Adolescenti, questi sconosciuti
La volta scorsa abbiamo parlato dell’adolescenza qualificandola come «età sospesa», metafora che racchiude in sé il senso più profondo del tempo studiato, quello dell’attesa: l’attimo, l’anno, gli anni in cui tutto può accadere, in cui la crisalide scompare per lasciare posto alla farfalla. Si tratta dell’evento critico centrale intorno a cui ruota la sfida evolutiva dell’essere umano alla ricerca della definizione della propria identità personale e sociale.
L’adolescente si pone una serie di domande basilari: «Chi sono?», «Dove sto andando?», «Come mi vedono gli altri?», «Qual è il mio posto nel mondo?», «Quanto valgo?». Per tentare di rispondere ha bisogno di sperimentare se stesso, di uscire da norme e da schemi consolidati, di trasgredire anche, di tentare nuovi percorsi, seppur pericolosi. Ma se il desiderio di nuove imprese è forte, altrettanto può esserlo la paura di smarrirsi, di perdersi nell’ardua ricerca di sé. In questa moratoria molte sono le condizioni, le circostanze, gli incontri che lo aiuteranno a trovare la propria strada. Questo percorso è costellato di vittorie, di arresti, di sconfitte brucianti, e sarà praticabile solo a patto che fattori di rischio e di protezione trovino un giusto equilibrio.
Spesso noi adulti non siamo in grado di cogliere questo travaglio, soprattutto perché tutto ciò si svolge in un mondo in cui stanno rapidamente mutando i modelli e i valori che per decenni hanno improntato i rapporti tra le generazioni. Allora che possiamo fare per tutelare e promuovere una transizione che reclama maggiori opportunità di partecipazione, di iniziativa, di protagonismo, ma che ha anche bisogno di supporto e di scambi con quel mondo adulto nel quale si prepara a entrare?

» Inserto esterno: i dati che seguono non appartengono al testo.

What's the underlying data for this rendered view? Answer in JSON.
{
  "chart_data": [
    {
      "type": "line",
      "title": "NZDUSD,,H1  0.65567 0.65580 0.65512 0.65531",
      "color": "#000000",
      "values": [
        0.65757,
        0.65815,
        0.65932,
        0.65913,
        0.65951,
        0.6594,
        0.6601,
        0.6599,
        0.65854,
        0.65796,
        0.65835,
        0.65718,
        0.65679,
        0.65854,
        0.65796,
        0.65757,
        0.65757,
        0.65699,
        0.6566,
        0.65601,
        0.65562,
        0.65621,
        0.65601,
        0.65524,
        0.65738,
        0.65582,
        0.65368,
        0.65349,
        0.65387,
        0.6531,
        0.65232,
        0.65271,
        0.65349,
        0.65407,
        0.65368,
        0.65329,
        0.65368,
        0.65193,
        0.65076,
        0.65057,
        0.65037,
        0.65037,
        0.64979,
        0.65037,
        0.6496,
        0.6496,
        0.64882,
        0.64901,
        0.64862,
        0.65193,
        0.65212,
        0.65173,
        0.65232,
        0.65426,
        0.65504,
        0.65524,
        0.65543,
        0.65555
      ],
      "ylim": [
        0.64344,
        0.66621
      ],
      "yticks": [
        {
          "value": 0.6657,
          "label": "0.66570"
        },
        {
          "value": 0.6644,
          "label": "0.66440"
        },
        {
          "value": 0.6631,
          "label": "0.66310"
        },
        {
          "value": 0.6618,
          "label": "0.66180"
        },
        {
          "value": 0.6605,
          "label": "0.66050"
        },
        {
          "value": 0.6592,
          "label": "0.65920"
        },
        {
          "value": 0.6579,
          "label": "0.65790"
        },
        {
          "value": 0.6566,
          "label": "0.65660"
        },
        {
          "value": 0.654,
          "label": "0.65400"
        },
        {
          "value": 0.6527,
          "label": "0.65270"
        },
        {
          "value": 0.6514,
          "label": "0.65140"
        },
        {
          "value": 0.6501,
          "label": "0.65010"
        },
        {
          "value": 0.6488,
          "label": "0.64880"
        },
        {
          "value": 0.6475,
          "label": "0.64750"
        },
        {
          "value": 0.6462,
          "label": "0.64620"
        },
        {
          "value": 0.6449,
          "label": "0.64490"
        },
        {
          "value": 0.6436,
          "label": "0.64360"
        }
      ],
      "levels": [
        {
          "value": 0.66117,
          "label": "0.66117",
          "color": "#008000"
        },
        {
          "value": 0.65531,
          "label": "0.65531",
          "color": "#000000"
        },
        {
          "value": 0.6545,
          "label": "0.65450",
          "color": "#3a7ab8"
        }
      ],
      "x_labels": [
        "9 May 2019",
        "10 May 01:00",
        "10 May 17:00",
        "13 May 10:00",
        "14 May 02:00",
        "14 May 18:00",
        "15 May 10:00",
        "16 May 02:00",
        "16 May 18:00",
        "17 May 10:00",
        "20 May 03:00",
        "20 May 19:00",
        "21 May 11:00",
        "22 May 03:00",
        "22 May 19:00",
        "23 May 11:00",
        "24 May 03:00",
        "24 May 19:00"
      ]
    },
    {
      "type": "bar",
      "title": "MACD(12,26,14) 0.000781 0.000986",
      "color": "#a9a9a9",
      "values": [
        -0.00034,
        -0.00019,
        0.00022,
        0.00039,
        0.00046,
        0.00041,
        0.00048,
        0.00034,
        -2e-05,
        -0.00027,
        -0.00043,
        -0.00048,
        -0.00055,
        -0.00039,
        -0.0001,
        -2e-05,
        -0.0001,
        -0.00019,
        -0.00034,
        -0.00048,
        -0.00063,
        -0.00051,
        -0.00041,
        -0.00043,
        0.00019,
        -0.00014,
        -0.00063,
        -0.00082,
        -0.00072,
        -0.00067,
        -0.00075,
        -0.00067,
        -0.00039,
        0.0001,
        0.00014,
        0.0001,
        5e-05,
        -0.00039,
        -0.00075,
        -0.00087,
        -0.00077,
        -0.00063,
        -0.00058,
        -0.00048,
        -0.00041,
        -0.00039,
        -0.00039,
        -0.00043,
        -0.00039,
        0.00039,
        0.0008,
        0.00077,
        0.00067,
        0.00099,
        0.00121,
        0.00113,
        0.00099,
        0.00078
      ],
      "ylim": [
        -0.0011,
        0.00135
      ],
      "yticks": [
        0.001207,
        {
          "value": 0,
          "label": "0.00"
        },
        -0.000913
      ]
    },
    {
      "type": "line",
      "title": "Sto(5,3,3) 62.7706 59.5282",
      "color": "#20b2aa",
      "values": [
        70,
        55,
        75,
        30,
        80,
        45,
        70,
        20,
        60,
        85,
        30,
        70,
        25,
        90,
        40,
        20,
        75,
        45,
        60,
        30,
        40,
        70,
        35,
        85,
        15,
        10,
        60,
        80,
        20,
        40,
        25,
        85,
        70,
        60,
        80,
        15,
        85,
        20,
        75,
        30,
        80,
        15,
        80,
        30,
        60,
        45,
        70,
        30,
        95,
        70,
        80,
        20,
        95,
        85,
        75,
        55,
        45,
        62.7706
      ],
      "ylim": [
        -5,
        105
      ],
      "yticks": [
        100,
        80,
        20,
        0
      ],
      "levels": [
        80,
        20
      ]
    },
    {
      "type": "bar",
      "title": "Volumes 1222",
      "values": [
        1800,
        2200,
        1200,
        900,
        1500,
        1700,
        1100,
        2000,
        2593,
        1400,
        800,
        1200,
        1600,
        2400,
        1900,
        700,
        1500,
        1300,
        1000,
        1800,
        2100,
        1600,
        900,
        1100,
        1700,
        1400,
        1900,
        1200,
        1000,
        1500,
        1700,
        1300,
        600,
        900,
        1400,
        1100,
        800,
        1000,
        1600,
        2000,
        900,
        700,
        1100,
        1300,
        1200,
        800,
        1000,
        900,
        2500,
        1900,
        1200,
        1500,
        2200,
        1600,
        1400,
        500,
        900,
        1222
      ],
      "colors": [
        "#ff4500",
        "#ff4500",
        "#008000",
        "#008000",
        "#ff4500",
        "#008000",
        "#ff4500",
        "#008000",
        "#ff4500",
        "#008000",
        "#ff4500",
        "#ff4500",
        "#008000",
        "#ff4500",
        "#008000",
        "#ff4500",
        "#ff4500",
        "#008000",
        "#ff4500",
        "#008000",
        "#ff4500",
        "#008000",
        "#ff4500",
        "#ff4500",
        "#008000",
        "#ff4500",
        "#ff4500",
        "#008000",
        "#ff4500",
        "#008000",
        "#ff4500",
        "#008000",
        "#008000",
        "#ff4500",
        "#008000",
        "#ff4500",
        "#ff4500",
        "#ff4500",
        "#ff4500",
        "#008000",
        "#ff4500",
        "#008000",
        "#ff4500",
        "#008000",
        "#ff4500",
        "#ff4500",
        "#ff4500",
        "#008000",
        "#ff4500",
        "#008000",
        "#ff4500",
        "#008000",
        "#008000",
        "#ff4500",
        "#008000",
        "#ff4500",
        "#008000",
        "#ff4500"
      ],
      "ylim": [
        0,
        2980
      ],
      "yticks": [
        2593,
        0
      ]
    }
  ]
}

Credo che, per prima cosa, dobbiamo cercare di capire di più l’universo in cui si muovono i nostri figli, mettendo da parte idee preconcette e inutili moralismi. Se hanno bisogni diversi dai nostri, se le loro aspirazioni per il futuro sono ben lontane da ciò che ci saremmo augurati per loro, è inutile criticare o recriminare. Vale la pena, piuttosto, mettersi al loro fianco, con l’ausilio magari dei dati e delle riflessioni che ci provengono dai molti studi del settore. Le indagini più recenti ci rimandano un’immagine di adolescente che appare lontana da quella della nostra giovinezza. Ci dicono, per esempio, che i giovani oggi sono consapevoli di quanto la vita sia diventata dura.
Il presente ha preso il posto del domani e i loro sogni sono piccoli, a dimensione individuale, privi di quella carica utopica che spesso costituiva il lievito delle generazioni precedenti. Se il ricercatore chiede loro quali sono le cose importanti nella vita, ai primi posti in quasi tutte le indagini ci sono l’amicizia, l’amore e la famiglia e, soltanto molto più in basso nella graduatoria, la scuola e il lavoro. Anzi, quest’ultimo è visto nella maggior parte dei casi non come un mezzo di realizzazione personale, ma unicamente come uno strumento necessario di sopravvivenza economica. L’impegno politico, poi, che ai nostri tempi costituiva un elemento di rilievo nella vita giovanile, è stato sostituito da una più generale aspirazione alla pace, alla solidarietà, sganciata da obblighi stabilizzati in organizzazioni e partiti. Spesso gli adulti lamentano una gioventù senza ideali. Ma siamo sicuri che sia veramente così? Forse non siamo capaci di riconoscerli questi ideali perché sono cambiati rispetto ai nostri, anche se ciò non significa che sono meno coinvolgenti. Amicizia e amore non sono forse i cardini dell’universo? Da qualche tempo nelle città si assiste a uno strano fenomeno. L’altro giorno nel mio quartiere romano campeggiava sul marciapiede una scritta: «6 (proprio così, in numero) bellissima. Ti amerò x sempre». Era un adolescente che dichiarava a gran voce il suo amore per la vita. Vi pare poco?